Saturday, January 10, 2009

2.2 Ringed in Rules

I entered the public school system in middle school and started to perceive and identify, through dramatic contrasts, the rules that moderated my behavior and through which I made sense of the new people and experiences in my life. In high school I joined an after-school club called Students and Teachers Opposing Prejudice (STOP). Our earliest efforts together involved writing letters for Amnesty International. One afternoon it became a little more personal.

Two of the group’s members were planning to attend prom together except they would both be in tuxes. The boy was gay and the girl was a lesbian. Rumors circulated the student population about the two students and the school administration started to get involved. One afternoon, STOP got together to listen to the two teens share what was happening and offer support. But listening to their story, I broke into sobs. Startled and sad, nothing about that afternoon made any sense to me.

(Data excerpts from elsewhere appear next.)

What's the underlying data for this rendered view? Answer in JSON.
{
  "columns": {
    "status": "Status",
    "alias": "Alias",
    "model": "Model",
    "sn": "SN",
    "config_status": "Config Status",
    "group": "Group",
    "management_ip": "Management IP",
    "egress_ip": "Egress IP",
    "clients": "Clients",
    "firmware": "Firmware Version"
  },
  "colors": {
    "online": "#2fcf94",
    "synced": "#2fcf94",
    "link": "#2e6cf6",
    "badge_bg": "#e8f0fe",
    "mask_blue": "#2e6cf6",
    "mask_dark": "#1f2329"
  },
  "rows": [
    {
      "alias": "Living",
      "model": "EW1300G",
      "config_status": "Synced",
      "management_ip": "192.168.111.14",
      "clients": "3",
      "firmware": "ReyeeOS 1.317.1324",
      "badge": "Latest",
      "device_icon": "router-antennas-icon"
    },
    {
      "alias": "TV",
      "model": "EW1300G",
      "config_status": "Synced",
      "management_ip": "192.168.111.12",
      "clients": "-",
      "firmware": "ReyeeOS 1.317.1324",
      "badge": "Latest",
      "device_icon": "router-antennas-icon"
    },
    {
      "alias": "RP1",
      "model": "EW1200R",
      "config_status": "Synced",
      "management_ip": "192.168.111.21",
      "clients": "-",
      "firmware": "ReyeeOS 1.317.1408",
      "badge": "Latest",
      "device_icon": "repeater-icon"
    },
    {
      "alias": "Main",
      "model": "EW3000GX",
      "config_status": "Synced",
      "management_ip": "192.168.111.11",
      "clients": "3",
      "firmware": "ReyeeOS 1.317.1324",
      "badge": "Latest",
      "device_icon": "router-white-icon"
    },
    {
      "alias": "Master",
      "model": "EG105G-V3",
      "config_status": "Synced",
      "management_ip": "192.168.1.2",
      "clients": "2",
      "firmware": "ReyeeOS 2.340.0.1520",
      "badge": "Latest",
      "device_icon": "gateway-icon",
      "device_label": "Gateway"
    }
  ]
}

According to my religious education, my group members were going to Hell. I felt sick. I couldn’t look at someone and see Hell. Who can do that? I was supposed to do that, wasn’t I? But if you did that to some people wouldn’t you have to do it to everyone? I kind of just wanted to hear more about their plans for prom. But there was all this other stuff to think and to feel.

If God’s message was about bridging the chasm between human and divine, and if the example of Jesus was aligning himself with the outsiders and the shamed, what did that mean for my peers and me? The rules that were supposed to keep me holy and God’s own, were getting in the way between me and other people. If God was right and if Jesus was the example, then the Church, maybe, was wrong. (Could that even happen? It had happened before. But God wouldn’t let that happen. Think about all the stuff God “lets” happen everyday. What else might be wrong? Could there be more for girls? How would I know? What should I do? And believe?) It seemed to me that the rules were also getting in the way between God and His believers.

I started picturing God Himself, His Son and His Good News, trapped within a series of concentric rings. Like a piece of fruit, thick layers of pith and rind protected a vital seed within. I honored the inner core of the religion yet all these outer layers of rules were under scrutiny. To my parents’ delight, I enrolled in an evangelical Christian college near our home. But my investigation persisted. Once on campus, I joined a Bible Study and began training to be a study leader. From that vantage point, I kept watch for people who seemed to hold the heart of the Gospel even at the cost of the rules. My search surprised me in where and to whom it led me.

On that same campus I studied feminism for the first time and learned a language for articulating and understanding my own experience as a woman, especially within evangelicalism. I found another female cohort, but this time we studied our own lives and making meaning out of our common experiences by sharing personal stories. This union of theory and relationships conceived the story of God as the Madwoman in the Attic. A metaphorical object, such as a seed deep within a piece of fruit, failed to express the dynamism and complexity of my experience as an evangelical Christian woman.

The story of the Madwoman in the Attic grew up around me. This new story retained the sense of an essential Holy Truth, at a distance, obstructed and obscured by human communication of it. But the story expanded to incorporate contextual elements like doctrine, gender, and communities of women.

At this point it was a highly individual story of a solitary journey up to a great source. Originally the story served as an expression of my desire and struggle but it slowly solidified into the lens through which I anticipated and made sense of ongoing experiences with evangelical Christianity. It wasn’t until I began to study story and groups that I perceived the significance of groups reviewing and revising the evangelical Christian story to include the magic of the attic and who or what resides there.